London bars boast some of the best cocktails in the world, but waiting for them is one of life’s little trials. The Guinness advert told us good things come to those that wait, and I can see its point – never does a cake taste sweeter than when you’ve loyally watched it bake, gazing through the oven door pitifully for 45 minutes – but there’s a limit, right?

They say that us Brits love to queue, but I think that’s a bit of a misnomer. We love a good queue, not the queuing process itself (we’re not complete nutters) but just the polite, orderly fashion in which a good queue is managed, the very wartime cordiality that says ‘we’re all in it together’.

Bar queues in London don’t tend to be like that. Apart from the odd occasion when someone concedes that you were indeed there first and the trusty barkeep should tend to your thirst before their own (I’ve done it; trust me, you feel up there with Ghandi on the ‘noble and selfless’ scale), manners are not always at their best at the bar. To add insult to injury, it’s often the best bars that prove so popular that the queues get ridiculous.

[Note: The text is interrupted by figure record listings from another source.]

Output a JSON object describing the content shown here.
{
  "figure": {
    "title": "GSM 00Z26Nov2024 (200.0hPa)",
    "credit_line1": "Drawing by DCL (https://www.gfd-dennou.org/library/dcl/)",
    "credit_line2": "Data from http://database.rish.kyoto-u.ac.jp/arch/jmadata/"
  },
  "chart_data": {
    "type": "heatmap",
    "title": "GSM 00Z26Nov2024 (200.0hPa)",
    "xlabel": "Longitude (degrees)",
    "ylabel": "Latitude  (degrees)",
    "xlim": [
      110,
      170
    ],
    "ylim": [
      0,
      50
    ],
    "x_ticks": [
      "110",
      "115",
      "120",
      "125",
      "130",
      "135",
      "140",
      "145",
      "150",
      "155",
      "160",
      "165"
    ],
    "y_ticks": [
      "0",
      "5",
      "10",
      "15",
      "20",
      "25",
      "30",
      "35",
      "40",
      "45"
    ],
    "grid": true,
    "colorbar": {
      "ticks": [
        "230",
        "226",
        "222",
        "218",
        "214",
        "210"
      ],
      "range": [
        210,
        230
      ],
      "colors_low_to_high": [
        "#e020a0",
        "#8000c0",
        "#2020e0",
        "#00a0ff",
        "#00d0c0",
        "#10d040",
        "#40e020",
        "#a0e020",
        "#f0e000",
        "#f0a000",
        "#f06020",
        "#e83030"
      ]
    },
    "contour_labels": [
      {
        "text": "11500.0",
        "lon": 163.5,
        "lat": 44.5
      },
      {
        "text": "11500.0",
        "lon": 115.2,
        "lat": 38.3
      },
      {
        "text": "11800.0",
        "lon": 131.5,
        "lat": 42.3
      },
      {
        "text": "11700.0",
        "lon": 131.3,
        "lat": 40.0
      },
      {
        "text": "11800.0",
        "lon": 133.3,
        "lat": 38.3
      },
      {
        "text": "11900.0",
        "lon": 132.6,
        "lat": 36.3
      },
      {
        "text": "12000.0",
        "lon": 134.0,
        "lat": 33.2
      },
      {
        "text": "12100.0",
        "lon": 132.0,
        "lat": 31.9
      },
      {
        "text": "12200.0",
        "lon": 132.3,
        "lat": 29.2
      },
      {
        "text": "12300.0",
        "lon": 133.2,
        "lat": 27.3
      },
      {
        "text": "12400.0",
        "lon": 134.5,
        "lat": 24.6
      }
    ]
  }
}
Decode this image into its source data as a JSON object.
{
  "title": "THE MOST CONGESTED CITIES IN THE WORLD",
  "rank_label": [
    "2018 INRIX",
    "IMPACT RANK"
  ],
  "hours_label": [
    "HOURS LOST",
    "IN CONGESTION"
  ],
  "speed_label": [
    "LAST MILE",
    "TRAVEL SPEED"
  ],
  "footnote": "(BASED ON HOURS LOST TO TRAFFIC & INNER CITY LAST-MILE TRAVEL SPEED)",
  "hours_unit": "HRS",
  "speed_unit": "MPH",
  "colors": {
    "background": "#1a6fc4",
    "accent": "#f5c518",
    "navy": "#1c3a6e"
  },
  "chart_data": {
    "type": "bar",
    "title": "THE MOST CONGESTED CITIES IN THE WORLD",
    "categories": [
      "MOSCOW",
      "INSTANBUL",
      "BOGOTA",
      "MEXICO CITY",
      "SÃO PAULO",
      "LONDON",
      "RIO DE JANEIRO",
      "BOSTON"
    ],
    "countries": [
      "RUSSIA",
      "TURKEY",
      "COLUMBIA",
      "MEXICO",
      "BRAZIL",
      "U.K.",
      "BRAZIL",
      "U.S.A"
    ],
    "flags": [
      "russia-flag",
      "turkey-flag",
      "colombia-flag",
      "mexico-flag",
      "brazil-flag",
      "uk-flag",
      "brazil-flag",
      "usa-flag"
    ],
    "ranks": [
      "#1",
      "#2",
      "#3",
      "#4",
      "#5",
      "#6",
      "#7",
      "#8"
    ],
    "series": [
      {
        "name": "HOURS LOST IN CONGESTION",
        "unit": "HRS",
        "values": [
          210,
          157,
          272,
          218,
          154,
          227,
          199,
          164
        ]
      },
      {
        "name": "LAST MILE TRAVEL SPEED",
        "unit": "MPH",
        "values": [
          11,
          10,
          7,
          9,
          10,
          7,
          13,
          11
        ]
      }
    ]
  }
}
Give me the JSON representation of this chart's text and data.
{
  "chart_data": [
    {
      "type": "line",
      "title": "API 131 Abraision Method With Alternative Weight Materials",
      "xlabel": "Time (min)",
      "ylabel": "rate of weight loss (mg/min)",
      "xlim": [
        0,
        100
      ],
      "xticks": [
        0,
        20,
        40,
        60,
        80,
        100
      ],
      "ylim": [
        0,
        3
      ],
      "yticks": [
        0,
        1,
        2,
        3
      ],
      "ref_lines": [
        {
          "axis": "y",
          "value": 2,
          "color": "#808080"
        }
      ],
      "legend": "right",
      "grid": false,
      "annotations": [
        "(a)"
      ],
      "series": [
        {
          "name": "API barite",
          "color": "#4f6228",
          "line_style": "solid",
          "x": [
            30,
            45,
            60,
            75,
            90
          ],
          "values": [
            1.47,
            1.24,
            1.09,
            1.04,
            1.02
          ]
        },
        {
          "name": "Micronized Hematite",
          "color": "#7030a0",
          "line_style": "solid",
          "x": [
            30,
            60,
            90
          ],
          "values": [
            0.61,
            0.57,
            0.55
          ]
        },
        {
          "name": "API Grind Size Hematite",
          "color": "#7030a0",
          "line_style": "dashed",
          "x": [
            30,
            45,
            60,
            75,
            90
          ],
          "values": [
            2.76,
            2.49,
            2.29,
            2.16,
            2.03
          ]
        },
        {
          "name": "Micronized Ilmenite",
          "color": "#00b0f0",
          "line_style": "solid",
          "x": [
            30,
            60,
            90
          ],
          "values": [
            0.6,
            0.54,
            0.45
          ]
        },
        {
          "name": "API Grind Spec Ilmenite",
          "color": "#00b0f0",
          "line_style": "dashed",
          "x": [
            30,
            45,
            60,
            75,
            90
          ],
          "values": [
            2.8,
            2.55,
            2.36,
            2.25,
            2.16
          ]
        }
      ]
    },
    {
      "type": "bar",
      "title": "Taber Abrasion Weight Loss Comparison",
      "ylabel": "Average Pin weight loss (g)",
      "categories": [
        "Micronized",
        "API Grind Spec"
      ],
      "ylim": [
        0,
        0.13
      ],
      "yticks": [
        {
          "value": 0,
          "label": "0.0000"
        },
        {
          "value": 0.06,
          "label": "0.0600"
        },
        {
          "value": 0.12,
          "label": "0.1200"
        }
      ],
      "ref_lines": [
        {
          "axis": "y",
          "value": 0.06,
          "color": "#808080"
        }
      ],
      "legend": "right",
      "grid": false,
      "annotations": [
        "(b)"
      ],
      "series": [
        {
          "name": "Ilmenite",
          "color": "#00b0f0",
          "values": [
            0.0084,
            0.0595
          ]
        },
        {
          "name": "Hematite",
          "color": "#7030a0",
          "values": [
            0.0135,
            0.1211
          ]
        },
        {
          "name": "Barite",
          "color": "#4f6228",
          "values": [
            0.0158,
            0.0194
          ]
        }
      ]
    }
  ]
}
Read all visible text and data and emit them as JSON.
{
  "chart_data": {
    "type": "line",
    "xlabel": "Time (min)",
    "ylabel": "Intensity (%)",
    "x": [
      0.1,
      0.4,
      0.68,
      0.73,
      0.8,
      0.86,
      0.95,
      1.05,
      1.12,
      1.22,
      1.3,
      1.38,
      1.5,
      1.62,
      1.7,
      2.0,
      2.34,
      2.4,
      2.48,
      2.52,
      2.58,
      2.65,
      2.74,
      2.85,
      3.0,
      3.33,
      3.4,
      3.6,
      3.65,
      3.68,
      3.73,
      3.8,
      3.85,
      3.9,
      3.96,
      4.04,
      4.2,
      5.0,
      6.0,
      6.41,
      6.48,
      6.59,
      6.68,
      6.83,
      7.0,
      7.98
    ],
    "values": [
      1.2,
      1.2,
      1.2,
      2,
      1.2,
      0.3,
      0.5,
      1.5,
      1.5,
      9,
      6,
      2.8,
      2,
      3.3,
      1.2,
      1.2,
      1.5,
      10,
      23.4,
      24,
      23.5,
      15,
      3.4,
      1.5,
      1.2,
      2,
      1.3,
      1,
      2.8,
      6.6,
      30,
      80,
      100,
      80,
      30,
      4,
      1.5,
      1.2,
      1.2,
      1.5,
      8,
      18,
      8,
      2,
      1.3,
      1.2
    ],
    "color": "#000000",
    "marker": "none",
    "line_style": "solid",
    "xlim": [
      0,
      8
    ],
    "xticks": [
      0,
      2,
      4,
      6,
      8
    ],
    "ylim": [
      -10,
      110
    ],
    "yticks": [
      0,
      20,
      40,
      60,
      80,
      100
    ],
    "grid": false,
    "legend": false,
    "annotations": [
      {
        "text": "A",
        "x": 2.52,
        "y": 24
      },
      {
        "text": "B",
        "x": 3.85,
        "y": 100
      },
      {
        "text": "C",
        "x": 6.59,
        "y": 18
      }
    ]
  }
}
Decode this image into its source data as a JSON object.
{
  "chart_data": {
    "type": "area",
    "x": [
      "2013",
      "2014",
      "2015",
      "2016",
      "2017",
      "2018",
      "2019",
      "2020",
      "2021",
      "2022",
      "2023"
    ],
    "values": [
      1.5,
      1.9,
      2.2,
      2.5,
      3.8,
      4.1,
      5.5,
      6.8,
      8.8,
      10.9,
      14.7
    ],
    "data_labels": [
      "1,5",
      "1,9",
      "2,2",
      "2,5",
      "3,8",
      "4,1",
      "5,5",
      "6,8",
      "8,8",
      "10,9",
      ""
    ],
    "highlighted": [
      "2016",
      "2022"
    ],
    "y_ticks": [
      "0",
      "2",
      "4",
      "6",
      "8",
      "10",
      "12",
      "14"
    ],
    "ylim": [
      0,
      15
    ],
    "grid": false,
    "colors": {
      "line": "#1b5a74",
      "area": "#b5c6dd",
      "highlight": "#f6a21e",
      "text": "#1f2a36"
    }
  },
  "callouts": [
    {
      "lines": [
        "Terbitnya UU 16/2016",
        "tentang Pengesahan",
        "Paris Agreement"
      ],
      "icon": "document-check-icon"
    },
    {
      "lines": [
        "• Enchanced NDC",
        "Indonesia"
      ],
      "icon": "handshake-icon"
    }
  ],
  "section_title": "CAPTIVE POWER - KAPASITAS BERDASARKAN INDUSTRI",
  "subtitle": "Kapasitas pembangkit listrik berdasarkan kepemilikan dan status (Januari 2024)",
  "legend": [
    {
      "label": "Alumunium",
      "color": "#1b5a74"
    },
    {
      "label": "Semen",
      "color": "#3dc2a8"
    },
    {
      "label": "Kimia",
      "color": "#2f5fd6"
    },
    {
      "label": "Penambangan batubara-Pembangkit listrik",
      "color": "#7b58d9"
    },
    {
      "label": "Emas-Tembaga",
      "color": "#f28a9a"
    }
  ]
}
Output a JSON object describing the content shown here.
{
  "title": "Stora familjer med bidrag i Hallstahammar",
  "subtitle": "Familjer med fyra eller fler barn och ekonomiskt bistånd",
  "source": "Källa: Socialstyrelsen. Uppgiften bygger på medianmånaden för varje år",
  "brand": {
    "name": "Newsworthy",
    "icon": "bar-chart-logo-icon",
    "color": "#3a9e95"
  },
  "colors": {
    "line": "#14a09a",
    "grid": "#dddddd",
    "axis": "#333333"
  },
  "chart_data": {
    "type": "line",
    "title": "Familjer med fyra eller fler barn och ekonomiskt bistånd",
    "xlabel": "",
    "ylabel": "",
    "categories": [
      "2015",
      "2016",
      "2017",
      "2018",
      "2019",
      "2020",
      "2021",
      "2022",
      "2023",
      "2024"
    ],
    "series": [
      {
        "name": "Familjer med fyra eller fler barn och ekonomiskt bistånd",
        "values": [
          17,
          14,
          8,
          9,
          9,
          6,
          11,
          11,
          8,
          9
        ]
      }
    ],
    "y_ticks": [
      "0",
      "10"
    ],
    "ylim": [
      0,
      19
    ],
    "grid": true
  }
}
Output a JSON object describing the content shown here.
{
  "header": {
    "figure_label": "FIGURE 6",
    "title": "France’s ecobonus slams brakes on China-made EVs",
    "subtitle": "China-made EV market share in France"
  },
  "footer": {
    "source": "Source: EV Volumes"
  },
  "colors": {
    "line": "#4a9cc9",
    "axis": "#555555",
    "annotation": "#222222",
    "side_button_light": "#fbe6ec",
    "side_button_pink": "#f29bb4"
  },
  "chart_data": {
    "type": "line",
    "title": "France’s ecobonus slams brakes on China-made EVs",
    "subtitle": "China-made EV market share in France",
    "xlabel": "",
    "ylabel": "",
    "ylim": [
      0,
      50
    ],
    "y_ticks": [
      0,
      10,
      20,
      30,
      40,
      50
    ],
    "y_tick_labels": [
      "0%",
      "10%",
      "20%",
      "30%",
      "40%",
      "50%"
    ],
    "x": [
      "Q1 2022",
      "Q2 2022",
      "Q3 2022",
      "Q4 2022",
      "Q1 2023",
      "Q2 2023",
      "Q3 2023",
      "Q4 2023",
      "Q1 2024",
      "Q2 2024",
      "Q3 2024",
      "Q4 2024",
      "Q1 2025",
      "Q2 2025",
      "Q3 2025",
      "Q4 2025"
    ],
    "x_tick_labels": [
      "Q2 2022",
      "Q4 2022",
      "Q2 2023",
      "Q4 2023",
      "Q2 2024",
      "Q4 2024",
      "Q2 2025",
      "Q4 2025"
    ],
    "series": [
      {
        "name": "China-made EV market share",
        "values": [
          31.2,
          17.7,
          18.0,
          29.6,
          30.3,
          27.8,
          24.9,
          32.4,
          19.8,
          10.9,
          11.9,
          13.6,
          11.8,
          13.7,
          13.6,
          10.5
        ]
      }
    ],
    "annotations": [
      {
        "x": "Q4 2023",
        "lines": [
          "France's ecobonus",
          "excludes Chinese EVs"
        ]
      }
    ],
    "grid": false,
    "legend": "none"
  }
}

Take old faithfuls like The Defectors Weld, Shepherd’s Bush’s answer to the Queen Vic. The cocktails are great, the people cool (the Beeb’s just down the road, dharling, this is media-mania), and the décor’s decent. But hit it at happy hour when cocktails are buy one, get one for £1, and you’ll be waiting a good 15 minutes for your raspberry collins; delicious, but slow going.
I went to a bar launch a couple of weeks ago in the heart of Fitzrovia. The Lucky Pig is a new basement bar on Clipstone Street modelled on a twenties drinking den, all art nouveau fittings and antiques galore, with an upright piano just waiting for someone to break into song.
The cocktails were fabulous – in particular the Southside Royal, a heady mix of Bombay Sapphire, mint, cucumber and Champagne – but at one point my companion disappeared for a total of 26 minutes in an attempt to get a drink; not exactly conducive to conversation or celebration.
How are we to overcome such waiting woes, fellow drinkers? Find the answer to that and you’ll be rich (and permanently tipsy). The only plus side, if there is one, to these hideous delays is the odd occasion when the queue is a happy, resigned one. Then you know that, like your good self, these people are in for the long haul, and know that the wait is worth the first glug. When – and I admit it happens rarely – people are empathetic to your predicament, all clamouring for a Cosmo themselves, and therefore willing to bond over the trial.
So next time you’re stuck in the eternal queue, try to strike up a conversation with your neighbour. You may not get served any quicker, but you may just find a distraction to help you while away the hours awaiting the elusive drink, and maybe even a new drinking partner to boot.